Les associations locales organisent régulièrement des ateliers cuisine, des animations de rue ou des stands d’information pour promouvoir ces réflexes santé.

Habitudes alimentaires et risque digestif dans le département : la réalité locale

En Seine-Saint-Denis, la diversité alimentaire est une richesse mais représente aussi des enjeux spécifiques. Les dernières données du Baromètre santé 2022 relèvent une consommation supérieure à la moyenne nationale de produits transformés et charcuteries dans certains quartiers. Or, selon l’OMS, un régime pauvre en fibres et riche en nitrites augmente jusqu’à 18% le risque de cancers colorectaux (OMS).

  • Initiatives de sensibilisation : des « cantines santé », marchés solidaires et ateliers de quartier (Bondy, Saint-Denis, Montreuil) promeuvent une diversité de légumes locaux et une réduction de la viande transformée.
  • Rôle des acteurs de la restauration collective : les écoles et collèges du département adaptent peu à peu leurs menus pour répondre aux recommandations nutritionnelles.

Des actions de prévention ciblées dans les quartiers populaires du 93

La sensibilisation passe par des initiatives de terrain. Le « Mois Bleu – Mars bleu » est, par exemple, l’occasion de campagnes d’information dans des centres sociaux, mosquées, marchés de plein air et clubs seniors. Les structures comme le CoDep 93, la Ligue contre le cancer, les mairies d’arrondissement et des collectifs d’habitants multiplient :

  • Des animations sur les stands et dans les supermarchés pour expliquer l’usage du kit colorectal
  • Des séances d’information multilingues dans les associations de quartier
  • La diffusion de vidéos explicatives sur les réseaux sociaux adaptés : WhatsApp, Facebook, TikTok
  • Des actions « santé en bas de chez vous » avec invitations personnalisées au dépistage

Ces initiatives rencontrent un succès grandissant, amenant plus de personnes à s’informer et se faire dépister, notamment parmi les populations habituellement éloignées du système de santé classique.
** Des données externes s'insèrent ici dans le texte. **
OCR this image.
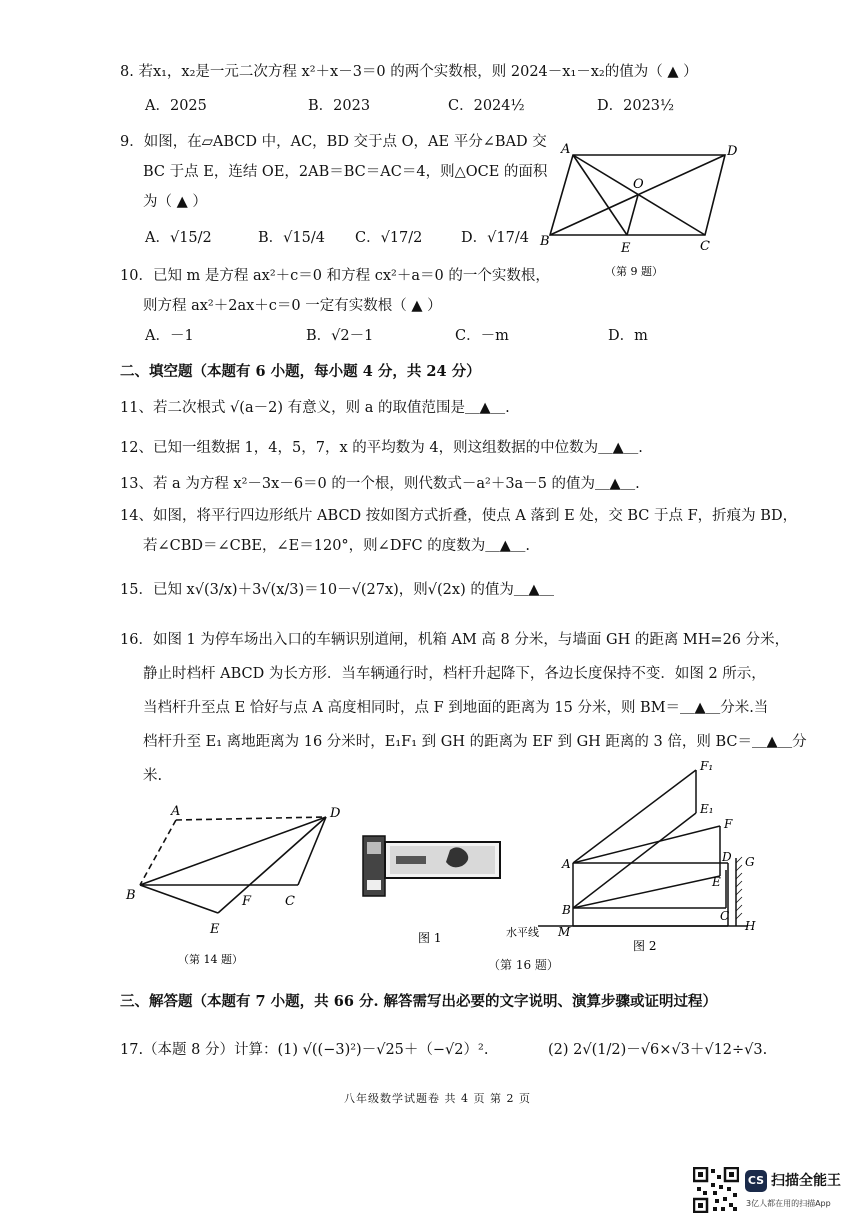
8. 若x₁，x₂是一元二次方程 x²＋x－3＝0 的两个实数根，则 2024－x₁－x₂的值为（ ▲ ）
A．2025	B．2023	C．2024½	D．2023½
9．如图，在▱ABCD 中，AC，BD 交于点 O，AE 平分∠BAD 交
BC 于点 E，连结 OE，2AB＝BC＝AC＝4，则△OCE 的面积
为（ ▲ ）
A．√15/2	B．√15/4 C．√17/2	D．√17/4
A	D
O
B	E	C
（第 9 题）
10．已知 m 是方程 ax²＋c＝0 和方程 cx²＋a＝0 的一个实数根，
则方程 ax²＋2ax＋c＝0 一定有实数根（ ▲ ）
A．－1	B．√2－1	C．－m	D．m
二、填空题（本题有 6 小题，每小题 4 分，共 24 分）
11、若二次根式 √(a－2) 有意义，则 a 的取值范围是＿▲＿.
12、已知一组数据 1，4，5，7，x 的平均数为 4，则这组数据的中位数为＿▲＿.
13、若 a 为方程 x²－3x－6＝0 的一个根，则代数式－a²＋3a－5 的值为＿▲＿.
14、如图，将平行四边形纸片 ABCD 按如图方式折叠，使点 A 落到 E 处，交 BC 于点 F，折痕为 BD，
若∠CBD＝∠CBE，∠E＝120°，则∠DFC 的度数为＿▲＿.
15．已知 x√(3/x)＋3√(x/3)＝10－√(27x)，则√(2x) 的值为＿▲＿
16．如图 1 为停车场出入口的车辆识别道闸，机箱 AM 高 8 分米，与墙面 GH 的距离 MH=26 分米，
静止时档杆 ABCD 为长方形．当车辆通行时，档杆升起降下，各边长度保持不变．如图 2 所示，
当档杆升至点 E 恰好与点 A 高度相同时，点 F 到地面的距离为 15 分米，则 BM＝＿▲＿分米.当
档杆升至 E₁ 离地距离为 16 分米时，E₁F₁ 到 GH 的距离为 EF 到 GH 距离的 3 倍，则 BC＝＿▲＿分
米.
A	D
B	F	C
E
（第 14 题）
图 1
F₁
E₁
F
A	D G
E
B	C
M	H
水平线
图 2
（第 16 题）
三、解答题（本题有 7 小题，共 66 分. 解答需写出必要的文字说明、演算步骤或证明过程）
17.（本题 8 分）计算：(1) √((−3)²)－√25＋（−√2）².	(2) 2√(1/2)－√6×√3＋√12÷√3.
八年级数学试题卷 共 4 页 第 2 页
CS 扫描全能王
3亿人都在用的扫描App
Un engagement collectif pour faire reculer les cancers digestifs en Seine-Saint-Denis

Réduire l’incidence et les complications liées aux cancers digestifs dans le 93 ne relève pas d’un simple enjeu individuel. Cela passe par un effort partagé, associant les soignants, les associations, les collectivités et chaque habitant qui relaie l’information, accompagne un proche ou adapte progressivement ses habitudes. Le dépistage organisé, la surveillance des populations à risque et la promotion d’une alimentation saine sont des leviers puissants pour changer la donne.

Chacun peut contribuer, en brisant les tabous autour des cancers digestifs, en parlant prévention lors des moments conviviaux, ou en participant aux actions de quartier. C’est ainsi, collectivement, que la Seine-Saint-Denis restera un territoire d’innovation et de solidarité face à ces maladies.